When to Use Synthetic Monitoring#

Uptime monitoring: Is the service reachable right now? Synthetic probes answer this question 24/7 regardless of whether users are active.
SLA measurement: Controlled, consistent measurements from known locations provide defensible SLA data.
Pre-production testing: Run synthetic checks against staging to catch performance regressions before deployment.
Third-party dependency monitoring: Probe APIs and services you depend on to detect their outages before they affect your users.
Off-hours coverage: At 3 AM when user traffic is near zero, synthetic probes are the only signal.

When to Use Real User Monitoring#

Performance budgets: Are real users experiencing the performance you designed for? Synthetic probes on a fast data center connection do not represent a user on mobile data.
Error discovery: Which JavaScript errors are users hitting that you never saw in testing?
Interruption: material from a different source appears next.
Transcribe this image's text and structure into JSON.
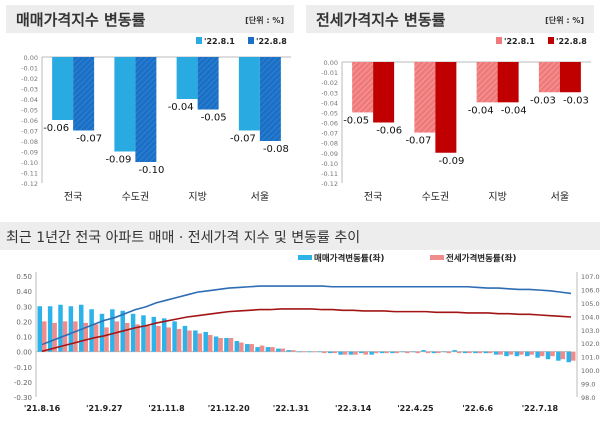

RUM captures errors from browser versions, extensions, and network conditions you cannot reproduce in a lab.
User behavior analysis: Where do users drop off? Which pages are frustratingly slow? RUM provides the data to prioritize performance work by actual user impact.
Geographic performance: Users in Southeast Asia may experience 3x worse latency than users in North America. RUM reveals these disparities.
Impact measurement: After a performance optimization, did real users actually experience improvement? Synthetic tests from a data center might show improvement that users on real networks do not experience.

Using Both Together#

The strongest observability posture uses both. Synthetic monitoring provides the alert: “The checkout page is down.” RUM provides the context: “Users in Europe started experiencing 5-second load times 30 minutes ago, and 15% are abandoning the checkout flow.”

Set up synthetic probes for critical user paths (login, checkout, dashboard) with tight alerting thresholds. Instrument RUM for all pages, reporting Core Web Vitals and errors. When a synthetic alert fires, look at the RUM data for the same time window to understand the scope and severity of the issue from the user’s perspective.

Practical Setup Checklist#

1. INSTRUMENT CORE WEB VITALS
   - Add web-vitals library to your frontend build
   - Report LCP, INP, CLS, FCP, TTFB to your backend
   - Set up dashboards with p75 and p95 breakdowns by page

2. IMPLEMENT ERROR TRACKING
   - Global error and unhandledrejection handlers
   - Source map upload in CI/CD pipeline
   - Error grouping and priority rules

3. ENABLE TRACE PROPAGATION
   - OpenTelemetry JS SDK or Grafana Faro
   - W3C Trace Context headers on fetch/XHR to your API
   - CORS configuration on backend to accept traceparent header

4. CONFIGURE SESSION REPLAY (if applicable)
   - Privacy-first: mask all text and inputs by default
   - 100% error session recording, 1-10% normal session sampling
   - Retention policy aligned with privacy requirements

5. BUILD DASHBOARDS
   - Core Web Vitals overview (p75 by page, trend over time)
   - Error rate by page and error type
   - Performance by geography and device type
   - Frontend-to-backend trace correlation view

6. SET UP ALERTS
   - LCP p75 > 4s for any page (sustained 15 minutes)
   - New error type detected with > 100 occurrences in 1 hour
   - CLS > 0.25 after a deployment (regression detection)
   - JavaScript error rate > 1% of page views

This checklist is ordered by implementation priority. Core Web Vitals and error tracking provide the most immediate value. Trace propagation and session replay add depth but require more setup effort. Start with steps 1 and 2, and add the rest incrementally.